Honda, in a statement released September 12, said the proposed expansion is “unfair” and discriminatory against nonunion U.S. autoworkers. “If Congress is serious about addressing the climate crisis, as well as its goal to see these vehicles built in America, it should treat all EVs made by U.S. auto workers fairly and equally,” it said. In a letter to Congress reported by the Associated Press, Toyota Motors said the union-only tax credit was not only “biased” but “exorbitant.”

Tesla CEO Elon Musk wrote on social media that the proposal sounded like it was “written by Ford/UAW lobbyists, as they make their electric car in Mexico.” While Ford’s electric Mach-E Mustang is currently being built in Mexico, those vehicles won’t qualify for the tax credit, and Ford says future Mach-Es will soon be built in Michigan.

United Auto Workers President Ray Curry praised the provision and Kildee for proposing it. “I commend Representative Kildee for crafting legislation to protect and create more good paying union jobs for years to come,” said Curry.

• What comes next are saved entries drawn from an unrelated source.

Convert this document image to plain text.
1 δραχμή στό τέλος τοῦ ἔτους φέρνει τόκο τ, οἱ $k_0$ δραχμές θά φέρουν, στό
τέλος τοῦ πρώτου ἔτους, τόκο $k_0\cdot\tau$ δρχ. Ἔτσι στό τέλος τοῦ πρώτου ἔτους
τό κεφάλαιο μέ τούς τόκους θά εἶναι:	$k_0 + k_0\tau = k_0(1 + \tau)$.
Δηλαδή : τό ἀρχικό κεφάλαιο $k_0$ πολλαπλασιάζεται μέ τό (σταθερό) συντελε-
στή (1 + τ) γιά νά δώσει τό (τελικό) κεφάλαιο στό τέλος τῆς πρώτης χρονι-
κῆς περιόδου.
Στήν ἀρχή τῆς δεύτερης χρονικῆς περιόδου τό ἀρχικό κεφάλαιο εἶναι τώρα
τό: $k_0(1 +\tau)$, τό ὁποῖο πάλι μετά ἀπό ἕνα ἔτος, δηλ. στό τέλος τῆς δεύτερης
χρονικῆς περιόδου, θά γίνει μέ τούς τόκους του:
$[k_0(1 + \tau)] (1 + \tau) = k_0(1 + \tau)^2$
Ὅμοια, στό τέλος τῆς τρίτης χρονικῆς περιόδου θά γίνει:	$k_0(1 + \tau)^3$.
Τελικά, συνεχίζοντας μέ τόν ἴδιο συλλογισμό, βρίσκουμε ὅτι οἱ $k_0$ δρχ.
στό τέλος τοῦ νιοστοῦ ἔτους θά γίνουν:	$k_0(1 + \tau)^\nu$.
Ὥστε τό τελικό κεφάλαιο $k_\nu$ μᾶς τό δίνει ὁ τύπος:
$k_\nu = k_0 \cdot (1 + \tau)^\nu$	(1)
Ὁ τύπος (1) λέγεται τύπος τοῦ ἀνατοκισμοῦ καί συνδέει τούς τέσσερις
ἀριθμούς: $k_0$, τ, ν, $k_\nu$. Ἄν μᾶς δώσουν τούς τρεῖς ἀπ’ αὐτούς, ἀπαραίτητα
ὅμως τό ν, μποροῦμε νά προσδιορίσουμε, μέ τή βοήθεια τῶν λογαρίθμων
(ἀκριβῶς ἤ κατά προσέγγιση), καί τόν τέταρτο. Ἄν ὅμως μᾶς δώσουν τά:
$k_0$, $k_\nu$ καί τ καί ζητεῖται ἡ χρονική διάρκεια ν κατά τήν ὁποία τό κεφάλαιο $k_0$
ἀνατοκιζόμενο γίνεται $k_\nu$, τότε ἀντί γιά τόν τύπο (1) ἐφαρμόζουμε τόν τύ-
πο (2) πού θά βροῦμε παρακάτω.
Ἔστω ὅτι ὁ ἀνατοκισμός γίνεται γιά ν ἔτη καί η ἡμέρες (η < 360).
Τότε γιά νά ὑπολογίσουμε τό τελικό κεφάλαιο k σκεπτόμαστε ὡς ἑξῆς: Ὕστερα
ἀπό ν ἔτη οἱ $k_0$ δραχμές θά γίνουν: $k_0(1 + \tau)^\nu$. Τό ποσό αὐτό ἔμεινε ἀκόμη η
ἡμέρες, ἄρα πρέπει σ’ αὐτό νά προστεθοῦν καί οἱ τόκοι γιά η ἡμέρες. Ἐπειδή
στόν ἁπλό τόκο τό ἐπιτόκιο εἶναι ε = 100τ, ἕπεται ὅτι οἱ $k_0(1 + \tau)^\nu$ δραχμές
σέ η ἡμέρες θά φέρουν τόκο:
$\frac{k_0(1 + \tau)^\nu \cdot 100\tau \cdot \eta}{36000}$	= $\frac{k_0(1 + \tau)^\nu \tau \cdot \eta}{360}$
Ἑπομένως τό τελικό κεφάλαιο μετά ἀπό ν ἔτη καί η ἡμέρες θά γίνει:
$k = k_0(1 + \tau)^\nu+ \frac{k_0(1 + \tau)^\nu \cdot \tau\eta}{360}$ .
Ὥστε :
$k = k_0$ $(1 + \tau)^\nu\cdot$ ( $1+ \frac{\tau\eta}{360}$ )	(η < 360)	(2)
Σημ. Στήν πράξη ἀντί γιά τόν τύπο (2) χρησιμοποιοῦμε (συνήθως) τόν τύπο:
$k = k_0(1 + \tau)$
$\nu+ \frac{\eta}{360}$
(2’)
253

The UAW has previously expressed concern over the rise of electrified vehicles, which have less parts than conventional vehicles and require fewer workers to assemble.

The Budget’s Uncertain Path Forward

Democrats are walking a knife’s edge to pass the budget. In the face of unanimous Republican opposition, the bill’s only hope for survival is unanimous Democratic support, which it currently does not have.

Democratic senator Joe Manchin of West Virginia, a key holdout, said this past weekend that he “cannot support $3.5 trillion.” Manchin prefers a budget closer to $1 or $1.5 trillion, he said, and he opposes any corporate tax rate more than 25%—1.5% less than the current proposals call for. Democratic senator Kyrsten Sinema of Arizona has also rejected the budget’s cost.

Democrats aiming to pass the bill using the budget reconciliation project need all 50 Senate Democrats, including Manchin and Sinema, to vote in favor of the bill to pass it without any Republican support.